There is a saying in law that “a will speaks at death.” If that is true, some wills say quite a lot about how a person felt about his or her spouse. The meaning behind this maxim is that a will is not effective or operable until someone dies. At that moment, the will springs into action and declares to the world what the person’s wishes were for divvying up the estate. And sometimes people are shocked to see who was included—or for that matter, who was left out—for the estate plan. Imagine a spouse leaving absolutely nothing to a wife or a husband. It is especially troubling when the wife or husband never sensed any resentment or animosity during the marriage, only to find out that the spouse left no provision for that person in the will. Talk about being passive aggressive.

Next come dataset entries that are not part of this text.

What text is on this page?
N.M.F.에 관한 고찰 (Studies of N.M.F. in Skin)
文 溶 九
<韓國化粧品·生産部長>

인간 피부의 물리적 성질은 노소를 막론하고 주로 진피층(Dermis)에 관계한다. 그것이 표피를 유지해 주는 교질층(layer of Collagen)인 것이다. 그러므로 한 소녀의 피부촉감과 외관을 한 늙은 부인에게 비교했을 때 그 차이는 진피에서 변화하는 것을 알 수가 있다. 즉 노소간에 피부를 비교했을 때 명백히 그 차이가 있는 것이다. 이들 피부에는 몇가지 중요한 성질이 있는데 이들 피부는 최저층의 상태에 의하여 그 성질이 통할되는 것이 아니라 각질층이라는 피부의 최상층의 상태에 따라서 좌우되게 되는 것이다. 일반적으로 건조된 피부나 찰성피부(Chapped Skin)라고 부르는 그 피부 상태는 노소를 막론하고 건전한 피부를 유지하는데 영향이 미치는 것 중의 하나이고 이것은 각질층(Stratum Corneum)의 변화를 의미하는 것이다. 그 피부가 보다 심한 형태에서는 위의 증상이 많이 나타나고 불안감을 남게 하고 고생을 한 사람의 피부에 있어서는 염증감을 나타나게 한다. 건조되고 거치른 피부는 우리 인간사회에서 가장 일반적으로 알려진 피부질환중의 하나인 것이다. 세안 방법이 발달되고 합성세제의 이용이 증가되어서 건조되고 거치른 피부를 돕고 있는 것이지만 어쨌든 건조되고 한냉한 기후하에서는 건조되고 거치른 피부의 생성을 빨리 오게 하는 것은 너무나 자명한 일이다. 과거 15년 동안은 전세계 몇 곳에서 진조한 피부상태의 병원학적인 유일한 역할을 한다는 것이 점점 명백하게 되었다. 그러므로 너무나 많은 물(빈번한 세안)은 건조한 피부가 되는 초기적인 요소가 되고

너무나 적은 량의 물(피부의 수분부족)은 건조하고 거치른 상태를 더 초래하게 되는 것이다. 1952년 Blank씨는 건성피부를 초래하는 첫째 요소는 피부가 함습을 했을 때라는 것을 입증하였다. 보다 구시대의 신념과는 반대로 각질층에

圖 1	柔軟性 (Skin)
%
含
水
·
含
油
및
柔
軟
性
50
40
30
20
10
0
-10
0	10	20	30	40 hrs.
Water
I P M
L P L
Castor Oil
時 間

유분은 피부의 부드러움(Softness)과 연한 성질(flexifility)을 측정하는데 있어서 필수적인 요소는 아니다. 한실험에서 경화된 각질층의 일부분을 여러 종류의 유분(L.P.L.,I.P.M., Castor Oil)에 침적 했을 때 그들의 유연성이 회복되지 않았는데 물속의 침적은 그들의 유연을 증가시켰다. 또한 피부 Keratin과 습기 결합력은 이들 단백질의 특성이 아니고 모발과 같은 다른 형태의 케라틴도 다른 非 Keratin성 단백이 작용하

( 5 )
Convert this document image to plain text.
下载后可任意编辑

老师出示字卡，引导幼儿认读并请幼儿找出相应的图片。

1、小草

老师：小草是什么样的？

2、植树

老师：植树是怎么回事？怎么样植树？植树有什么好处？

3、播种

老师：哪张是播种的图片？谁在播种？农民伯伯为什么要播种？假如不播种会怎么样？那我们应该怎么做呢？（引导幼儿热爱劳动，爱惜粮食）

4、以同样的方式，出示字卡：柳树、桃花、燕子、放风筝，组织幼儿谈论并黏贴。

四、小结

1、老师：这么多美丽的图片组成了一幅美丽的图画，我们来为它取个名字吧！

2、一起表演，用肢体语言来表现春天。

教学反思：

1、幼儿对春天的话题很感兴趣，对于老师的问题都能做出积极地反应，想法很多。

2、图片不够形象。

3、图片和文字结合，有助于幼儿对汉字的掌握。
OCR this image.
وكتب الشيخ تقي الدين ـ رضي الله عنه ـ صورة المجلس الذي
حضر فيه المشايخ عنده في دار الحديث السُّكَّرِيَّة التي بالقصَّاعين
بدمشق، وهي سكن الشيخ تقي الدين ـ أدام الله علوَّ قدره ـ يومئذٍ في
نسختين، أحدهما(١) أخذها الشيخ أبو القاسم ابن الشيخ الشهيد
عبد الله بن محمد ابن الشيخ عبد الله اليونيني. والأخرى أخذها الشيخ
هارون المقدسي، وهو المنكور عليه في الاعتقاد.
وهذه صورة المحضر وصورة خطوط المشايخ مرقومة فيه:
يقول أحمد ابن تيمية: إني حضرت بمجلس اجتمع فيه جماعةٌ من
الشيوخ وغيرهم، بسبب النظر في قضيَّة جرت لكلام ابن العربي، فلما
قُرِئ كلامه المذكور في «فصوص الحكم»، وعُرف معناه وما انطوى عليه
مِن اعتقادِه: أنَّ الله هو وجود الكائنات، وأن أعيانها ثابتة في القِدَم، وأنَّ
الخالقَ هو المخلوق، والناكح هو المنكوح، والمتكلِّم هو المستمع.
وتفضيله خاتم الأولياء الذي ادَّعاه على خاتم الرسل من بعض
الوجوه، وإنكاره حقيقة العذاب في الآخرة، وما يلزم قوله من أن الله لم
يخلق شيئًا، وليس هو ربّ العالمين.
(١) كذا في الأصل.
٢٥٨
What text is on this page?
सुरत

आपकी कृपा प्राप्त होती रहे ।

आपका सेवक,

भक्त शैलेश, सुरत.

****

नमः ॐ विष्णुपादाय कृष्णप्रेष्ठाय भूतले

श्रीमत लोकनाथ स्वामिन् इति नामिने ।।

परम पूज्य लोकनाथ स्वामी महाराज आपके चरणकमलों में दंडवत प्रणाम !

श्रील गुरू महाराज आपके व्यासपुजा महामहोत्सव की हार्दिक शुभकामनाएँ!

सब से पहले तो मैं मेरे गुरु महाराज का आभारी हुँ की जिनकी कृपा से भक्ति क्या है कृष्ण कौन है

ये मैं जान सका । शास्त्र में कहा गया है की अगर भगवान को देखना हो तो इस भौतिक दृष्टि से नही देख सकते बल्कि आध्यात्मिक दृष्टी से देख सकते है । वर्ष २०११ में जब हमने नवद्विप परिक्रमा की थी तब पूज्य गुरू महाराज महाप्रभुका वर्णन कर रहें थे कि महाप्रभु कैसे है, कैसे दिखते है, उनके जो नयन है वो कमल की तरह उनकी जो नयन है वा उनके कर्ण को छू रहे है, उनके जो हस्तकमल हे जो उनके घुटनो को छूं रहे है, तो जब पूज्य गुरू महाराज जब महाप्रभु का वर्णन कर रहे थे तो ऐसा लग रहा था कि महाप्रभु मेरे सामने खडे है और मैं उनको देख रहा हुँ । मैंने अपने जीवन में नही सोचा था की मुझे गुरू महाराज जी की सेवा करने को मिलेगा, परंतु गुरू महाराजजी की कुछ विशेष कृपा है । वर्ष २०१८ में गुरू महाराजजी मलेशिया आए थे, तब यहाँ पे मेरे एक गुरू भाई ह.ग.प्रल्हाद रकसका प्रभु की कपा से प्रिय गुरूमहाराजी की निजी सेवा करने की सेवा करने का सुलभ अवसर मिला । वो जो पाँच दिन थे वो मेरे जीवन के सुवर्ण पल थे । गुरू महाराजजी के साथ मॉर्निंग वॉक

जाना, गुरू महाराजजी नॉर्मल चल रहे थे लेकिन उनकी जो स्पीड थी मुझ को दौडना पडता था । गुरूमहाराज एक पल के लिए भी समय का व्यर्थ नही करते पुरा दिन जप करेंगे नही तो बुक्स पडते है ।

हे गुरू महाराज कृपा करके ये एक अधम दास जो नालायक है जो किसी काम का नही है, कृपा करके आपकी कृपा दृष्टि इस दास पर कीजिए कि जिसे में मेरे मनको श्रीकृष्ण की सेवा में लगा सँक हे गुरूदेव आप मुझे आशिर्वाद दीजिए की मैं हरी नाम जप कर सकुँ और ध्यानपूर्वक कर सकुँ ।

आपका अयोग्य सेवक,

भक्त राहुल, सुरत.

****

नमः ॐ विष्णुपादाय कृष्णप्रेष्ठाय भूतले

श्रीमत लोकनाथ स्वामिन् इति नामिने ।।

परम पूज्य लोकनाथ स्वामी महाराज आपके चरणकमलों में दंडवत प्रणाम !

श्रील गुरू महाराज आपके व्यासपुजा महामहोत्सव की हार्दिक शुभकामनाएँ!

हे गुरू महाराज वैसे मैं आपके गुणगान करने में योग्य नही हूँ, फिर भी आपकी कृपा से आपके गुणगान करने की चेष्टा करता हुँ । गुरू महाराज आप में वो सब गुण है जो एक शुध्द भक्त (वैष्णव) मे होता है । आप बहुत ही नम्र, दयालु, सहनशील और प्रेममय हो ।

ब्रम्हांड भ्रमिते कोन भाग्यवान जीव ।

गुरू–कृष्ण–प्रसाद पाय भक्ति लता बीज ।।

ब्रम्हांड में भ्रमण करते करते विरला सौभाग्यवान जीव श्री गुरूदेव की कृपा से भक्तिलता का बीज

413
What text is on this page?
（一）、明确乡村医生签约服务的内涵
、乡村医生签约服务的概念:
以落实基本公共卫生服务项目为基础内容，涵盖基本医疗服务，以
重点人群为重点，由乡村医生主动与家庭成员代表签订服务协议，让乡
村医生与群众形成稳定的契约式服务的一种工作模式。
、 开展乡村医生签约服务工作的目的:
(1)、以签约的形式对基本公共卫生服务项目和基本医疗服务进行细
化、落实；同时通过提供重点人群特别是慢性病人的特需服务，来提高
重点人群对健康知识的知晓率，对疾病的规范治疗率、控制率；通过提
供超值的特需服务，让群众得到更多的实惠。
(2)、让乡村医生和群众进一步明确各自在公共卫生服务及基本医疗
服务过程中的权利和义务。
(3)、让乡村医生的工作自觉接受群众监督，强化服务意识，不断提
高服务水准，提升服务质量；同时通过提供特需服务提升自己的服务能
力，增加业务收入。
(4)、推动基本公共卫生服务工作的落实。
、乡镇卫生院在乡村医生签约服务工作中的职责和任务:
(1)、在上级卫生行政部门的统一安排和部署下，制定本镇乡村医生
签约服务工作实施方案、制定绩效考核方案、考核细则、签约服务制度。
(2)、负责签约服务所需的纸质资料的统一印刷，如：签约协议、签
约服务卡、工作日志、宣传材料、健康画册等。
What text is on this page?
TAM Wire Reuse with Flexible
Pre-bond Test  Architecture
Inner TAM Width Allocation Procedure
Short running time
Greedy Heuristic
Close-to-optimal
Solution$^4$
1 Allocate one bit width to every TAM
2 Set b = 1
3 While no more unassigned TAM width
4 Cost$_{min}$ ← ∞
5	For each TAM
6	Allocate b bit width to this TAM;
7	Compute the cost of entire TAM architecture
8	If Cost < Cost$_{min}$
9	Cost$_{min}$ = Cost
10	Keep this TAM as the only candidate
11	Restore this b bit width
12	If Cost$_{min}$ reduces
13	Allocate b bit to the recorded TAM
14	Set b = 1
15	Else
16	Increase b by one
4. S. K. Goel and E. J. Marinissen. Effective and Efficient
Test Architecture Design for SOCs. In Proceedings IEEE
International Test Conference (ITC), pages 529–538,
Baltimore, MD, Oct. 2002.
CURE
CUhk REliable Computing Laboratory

Of course, this can occur for all types of reasons and not just a vengeful spouse who wants to give a slap in the face beyond the grave. Sometimes a person remarries and fails to make a new will. Or sometimes the person gets bad advice in the planning or drafting of the will. Rest assured, the law in Virginia provides a remedy for this. Attempting to disinherit your spouse can result in a tidy lawsuit against the estate.
As fellow Oyster Pointerian and prominent wills and estates attorney Philip Hatchett is fond of saying: “Inheritance by a child is a privilege; inheritance by a spouse is a right.” And the law in Virginia provides a way to enforce that right.
The Virginia Code provides for four types of claims that can be asserted: elective share, family allowance, homestead allowance and a claim for what is known as exempt property. Each of these is designed to put money and property into the hands of the spouse.
The elective share claim acts as a clawback on money or property that was left to someone else (not the spouse). Most all transfers can be unwound and pulled back into what is called the “augmented estate.” For example, if Mr. Heartless dies with a will that leaves nothing for Mrs. Heartless, but rather leaves everything to his son, the wife can pull those amounts back into the augmented estate. Or, suppose that the majority of Mr. Heartless’ money was in accounts that named his son, or worse yet, his mistress, as the payable-on-death beneficiary. Those too can be pulled back in. Once the augmented estate has been funded, the spouse can claim and receive a percentage based upon how long they were married. Fifteen years or longer entitles the spouse to 50 percent. The percentages are less for fewer years and the Code section has a chart.
The family allowance entitles the spouse to $24,000. This claim has priority over all other claims to the estate. In other words, the spouse goes to the front of the line.
The homestead allowance grants an additional $20,000 to the spouse. Again, this claim takes priority.
There is also a claim for “exempt property,” which means that the spouse is entitled to $20,000 of the value of household furniture, automobiles, furnishings, appliances and personal property of the decedent.
What is more, all of these claims are cumulative. The spouse does not have to pick one versus another; they all stack up. The elective share claim must be filed in the Clerk’s Office of the Circuit Court within six months from the date that the will was admitted to probate or from the date that someone qualified as administrator of an intestate estate (meaning, the person died without a will). The remaining claims (family allowance, homestead and exempt property) must be filed within one year from the date of death.
Without question, cutting your spouse out of your estate will lead to more court filings, hassles and drama after your passing. It is always sad to see someone leave litigation in the wake after passing away. So, for any spouse who feels that he or she got the proverbial “short-end” when their husband or wife died, take heart. There is a solution and all is not lost.